Just posted a long update to my self-tracking set up at the moment. Join this branch if you have feedback, questions, or suggestions on how to improve it!
Just posted a long update to my self-tracking set up at the moment. Join this branch if you have feedback, questions, or suggestions on how to improve it!
I'm about to take my weight under control and I'm doing a bit of research for myself on tracking. So far I was interested in exact measurements.
For example, it doesn't seem to be the same for me to walk a block to the nearest pub, walk a mile or two to the office or take a 20 mile hike to the woods. In your spreadsheet it all will be T for "walked" but it all is very different in distance, calories burned or how much tired you were afterwards, to name a few.

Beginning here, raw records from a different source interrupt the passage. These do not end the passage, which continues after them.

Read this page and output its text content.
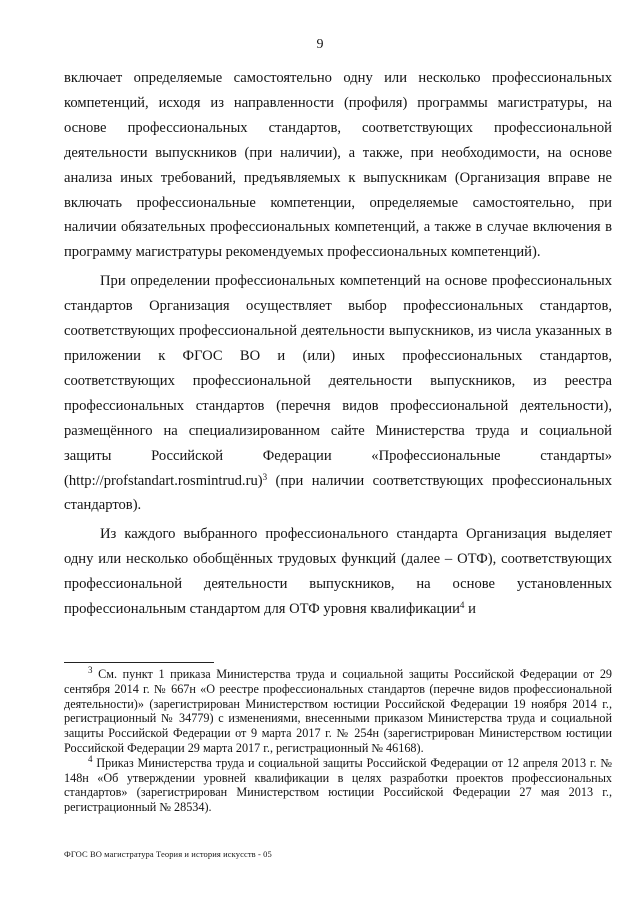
9

включает определяемые самостоятельно одну или несколько профессиональных компетенций, исходя из направленности (профиля) программы магистратуры, на основе профессиональных стандартов, соответствующих профессиональной деятельности выпускников (при наличии), а также, при необходимости, на основе анализа иных требований, предъявляемых к выпускникам (Организация вправе не включать профессиональные компетенции, определяемые самостоятельно, при наличии обязательных профессиональных компетенций, а также в случае включения в программу магистратуры рекомендуемых профессиональных компетенций).

При определении профессиональных компетенций на основе профессиональных стандартов Организация осуществляет выбор профессиональных стандартов, соответствующих профессиональной деятельности выпускников, из числа указанных в приложении к ФГОС ВО и (или) иных профессиональных стандартов, соответствующих профессиональной деятельности выпускников, из реестра профессиональных стандартов (перечня видов профессиональной деятельности), размещённого на специализированном сайте Министерства труда и социальной защиты Российской Федерации «Профессиональные стандарты» (http://profstandart.rosmintrud.ru)$^3$ (при наличии соответствующих профессиональных стандартов).

Из каждого выбранного профессионального стандарта Организация выделяет одну или несколько обобщённых трудовых функций (далее – ОТФ), соответствующих профессиональной деятельности выпускников, на основе установленных профессиональным стандартом для ОТФ уровня квалификации$^4$ и

$^3$ См. пункт 1 приказа Министерства труда и социальной защиты Российской Федерации от 29 сентября 2014 г. № 667н «О реестре профессиональных стандартов (перечне видов профессиональной деятельности)» (зарегистрирован Министерством юстиции Российской Федерации 19 ноября 2014 г., регистрационный № 34779) с изменениями, внесенными приказом Министерства труда и социальной защиты Российской Федерации от 9 марта 2017 г. № 254н (зарегистрирован Министерством юстиции Российской Федерации 29 марта 2017 г., регистрационный № 46168).

$^4$ Приказ Министерства труда и социальной защиты Российской Федерации от 12 апреля 2013 г. № 148н «Об утверждении уровней квалификации в целях разработки проектов профессиональных стандартов» (зарегистрирован Министерством юстиции Российской Федерации 27 мая 2013 г., регистрационный № 28534).

ФГОС ВО магистратура Теория и история искусств - 05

Your approach seem to be more focused on true/false values and essentially on quality of any given day. I'm wondering if t/f approach good enough to find meaningful correlations?
Alex, for me the act of walking to work is about much more than just burning calories. It's about having time in the morning to think, and preparing for my day.
The point I was trying to make is that you should first think about what meaning you're trying to get out of the measurements, and then only measure to the precision that is required for that meaning. So if there's something meaningful to you in calories or distance, then measure that. If the meaning is somewhere else (getting out to exercise, or losing weight, etc) then measure that.
I track walking, running, biking all as a 0/1. It's the act of doing any of those things in a day (not the amount) that is most meaningful for me - in terms of feeling happy/healthy.
I also track my weight (and plan to do so the rest of my life) using the Hacker's Diet 10 day running average metric, so that I can make adjustments as needed to stay in my ideal range. After several years of doing that intensively, now it's mostly an objective confirmation what I already feel from my body/clothes fit, and I look at the graph infrequently. But there was a huge learning period (I attempt to talk about it here, Alex - vimeo.com ) where I was tracking exact things - like #miles biked - because that motivated me to be more active.
On a professional front, I track my time and expenses for billing and tax purposes.
On the personal side, I would like to find some reliable ways to track my various health metrics like weight, blood pressure, blood oxygen levels, etc. The technology for doing this sort of tracking automatically is still on the horizon.
A few weeks ago I finally got a Fitbit so I'm tracking everything available there.
In addition, I've started (for 2 weeks now) a spreadsheet similar to what Buster details on his website where I'm tracking other things and trying to compare with my "mood". One thing I'm keeping track of that I didn't see on Buster's is basically a T/F for "Social Interaction".
A year ago I started working remote from home. My closest co-worker is 1,100 miles away. So I've got entire days that I barely leave the house and the only in-person interaction I have is with my girlfriend when she gets home. I'm almost positive this affects my moody so I'm tracking it.
As far as mood I'm logging Morning (like samiinkinen.com) & Evening.